The fire was so hot, it even destroyed the cinderblock walls. They did not catch on fire, but they lost their structural integrity and crumbled easily. “It was almost as if they were turning back into sand,” said Caroline.
The rescue has plans to rebuild and has set up a special fund for the rebuilding project and a capital campaign is in its planning stages. Although the stable was insured, with the current high cost of lumber, it turned out to be significantly under insured, and the contents were mostly not insured at all. But Jim Rhodes says they are in no hurry, and have yet to determine exactly what type of barn they will have. In addition to needing funds to help rebuild the barn, the rescue also needs donations to help feed and care for the horses in its care, since all the regular maintenance, feed and veterinary costs are still there. And despite everything, the rescue’s mission has not faltered. They have adopted out horses, including one on Monday, just two days after the fire. They have sent another horse that they took in, an off-the-track Thoroughbred, to have an operation to repair a hernia. They held their annual fundraising auction.On June 19, they will hold a tack sale.
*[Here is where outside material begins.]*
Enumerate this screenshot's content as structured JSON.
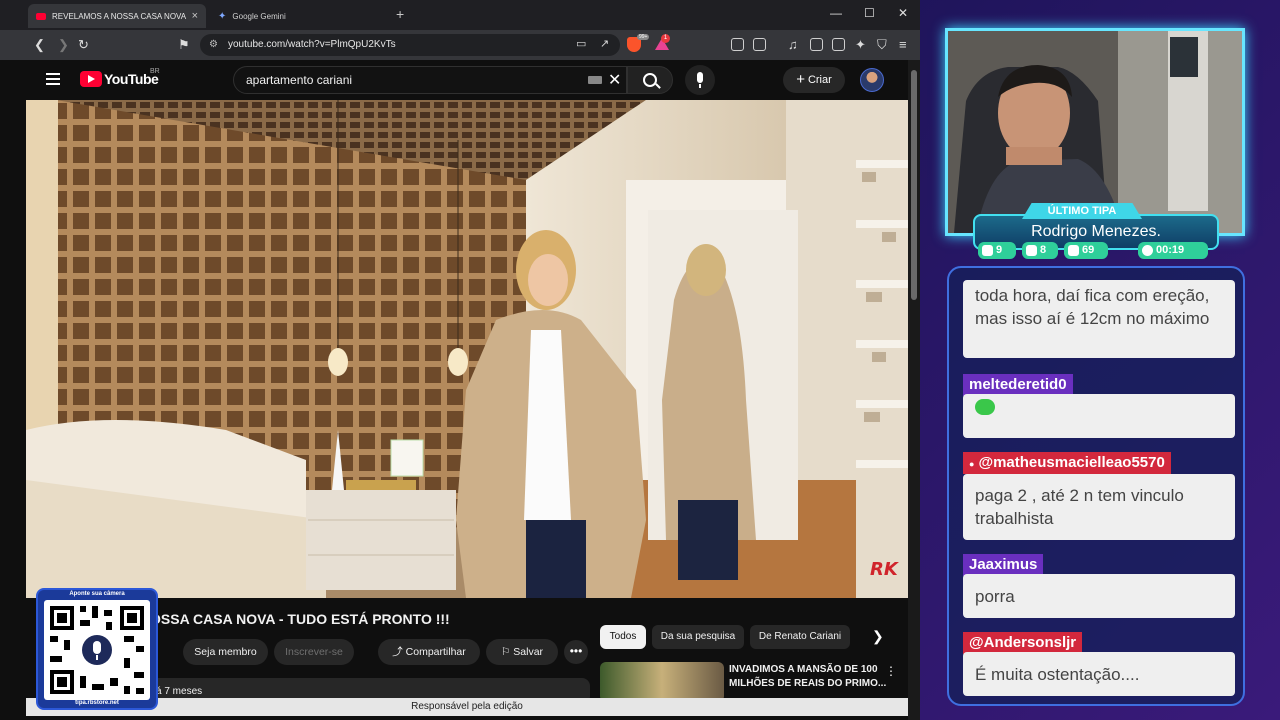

Although they have lowered the number of horses on the farm, they are still taking in some difficult cases, even though they have had to turn many away. “The need is still out there, the need is tremendous,” said Jim. Everyone involved with the rescue is extremely grateful for the support and well-wishes of the community. In recent years, Jim has often volunteered to help out in other parts of the country where there were horses in need – bringing feed and hay to flood-ravaged Texas, offering assistance to horsemen in Florida after a hurricane. So it is not really a surprise that in addition to local donations, funds have also come in from both of those states, as well as from Canada and as far away as France.
“It just shows that if you pay it forward you get it back,” said Jim. “A long time ago, someone told me that when you hit an obstacle, you have a choice,” he continued. “You can make it a brick wall, or you can make it a speed bump. When this happened, I thought at first that it was a brick wall. But I have decided that it isn’t. It’s a speed bump . . . a little speed bump. We’ll be back.”